現在では、共に阪南町になり、それなりに周辺の風景も町らしくなり、昔の面影をとどめているものといえば、わずかに、黒田の墓場だけといってもいい有様である。ただし、現在では新たに使用することはない。
その昔は、すべてこの墓場に深い穴を掘って土葬したものであるが、今では、そんなことをする人がいないので、ただ昔の遺物となっている。
以前、何かの話にも書いたが、泉州地方では、墓場のことを『三昧(さんまい、あるいは、ざんまい)』という。泉州に限らず、日本各地で『三昧』というところがあるらしい。
三昧とは仏法用語であり、非常に深い意味があるが、ごく簡単に言えば、『悟り』ということになろうか。
つまり、亡くなった人が悟りを開いて成仏するように、との願いからつけられたものであろう。
また、ヒンドゥー語では墓所という意味もあるらしい。
さて、その墓地は黒田と新村のほぼ中間にあり、大木が鬱蒼(うっそう)と茂り、昼なお暗い薄気味悪いところであった。
このすぐ側を、黒田と新村を結ぶ街道が通っているのであるが、夕方ともなると、気味悪がって、この場へ近寄る人はまれである。とはいうものの、ほかの通路はないから、急用ができた場合には、この道を通るしかないのであった。
それでも、何も起きなければ、人間の恐怖心が生んだ化け物ということになるが、実際に襲われて、金品を奪われたり、悪くすると、殺されたりもしているのである。
今日も、黒田の会所に集まった人たちは一様に困り顔で、そのことについて話し合うのだった。
「何と難儀なこっちゃの。三昧ででるお化けて、一体、何やろの」
「ひょっとしたくらいなら、成仏(じょうぶつ)の出来てない亡霊ちやうやろか」
「まさかよ。亡霊は金みたいなもん取っても、しゃあないやんけ。どうなら、ひとつ、化けもん退治してこまそと言う若い元気者はいてへんか。わしが、もうちっと若かったらな」
と、言ったのは、年寄り株の勘五郎であった。
それに応えて、元気よく言ったのは、金太郎という若者である。
「よっしゃ。ほんならウラ(私)行こやんか。ほやけど、ただやったら、イヤやでえ」
さっきは、あんなに皆を扇動した勘五郎であったが、手を上げたのが金太郎だったので、たちまち態度が変ってしまった。

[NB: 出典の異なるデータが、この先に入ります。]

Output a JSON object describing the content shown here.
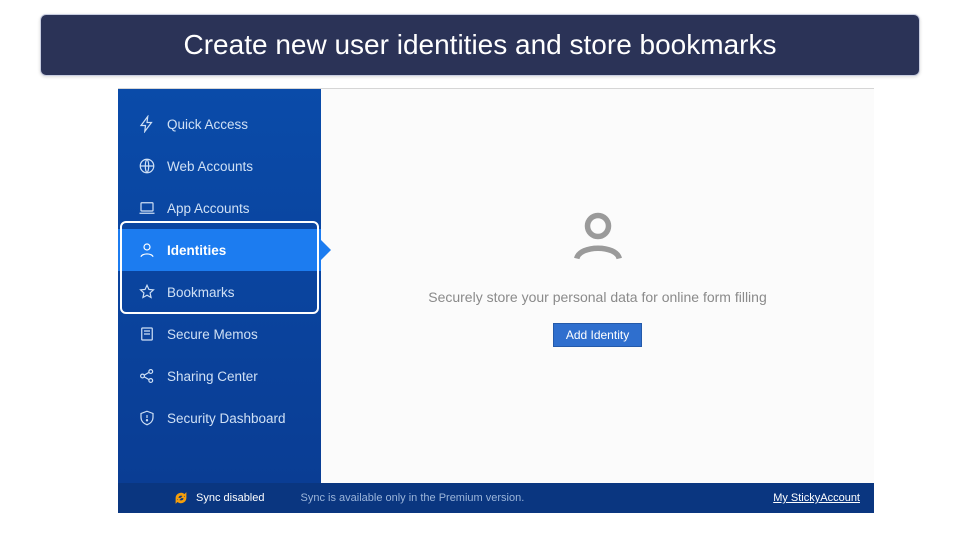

「金公よ、無茶言いないな。お前とこのオカン(母)病気やろわ。何ぼなんでも、病気の親に心配かけるもんやない。なんせ、殺されてしまうかもしれんねんからな」
「さいな。そやさかい、ウラに行かしてほしいんや。実はな、恥を言うようやけど、オカンの薬代に困ってんのやがな。ほんでこの際、おまはんらからごっそり礼金が貰えたらな、と考えたんや。ウラにもしもの事があっても、弟の銀二郎がいてるさかい、オカンの世話はしてくれるやろ。ほんで、もちろんオカンには内緒にしときたいんや。無理言うて、すまんけど、ほないなわけで、よろし頼んまっさ」
と、内情を打ち明ける金太郎に、居合わせた人たちはおおむね同情的だった。
「そうやったんかえ。そら気の毒やな。よっしゃ。まかしとき。せえいっぱい、餞別(せんべつ)弾(はず)んだろやんか」
「そやけど金公、くれぐれも命は粗末にするんやないで。なんていうても、親より先に死ぬのは最大の不幸やさかいな」
二、三人の若者たちは同行を言い出した。
「ほんならウラも行くわ。金やん一人やと、心もとないさかいな」
しかし、その申し出を、金太郎は自信あり気(げ)に断った。
「せっかくやけど、今度だけはウラに任せてんか。そやないと、せっかくもろた餞別も、ウラ一人でもらうわけにはいかんやんけ。なあにゃ、むざむざと殺されんように、よう気付けるさかい安心してんか」
金太郎という若者は、村一番の力持ちであり、すばらしく知恵もあったので、何か目論見(もくろみ)があったのかもしれない。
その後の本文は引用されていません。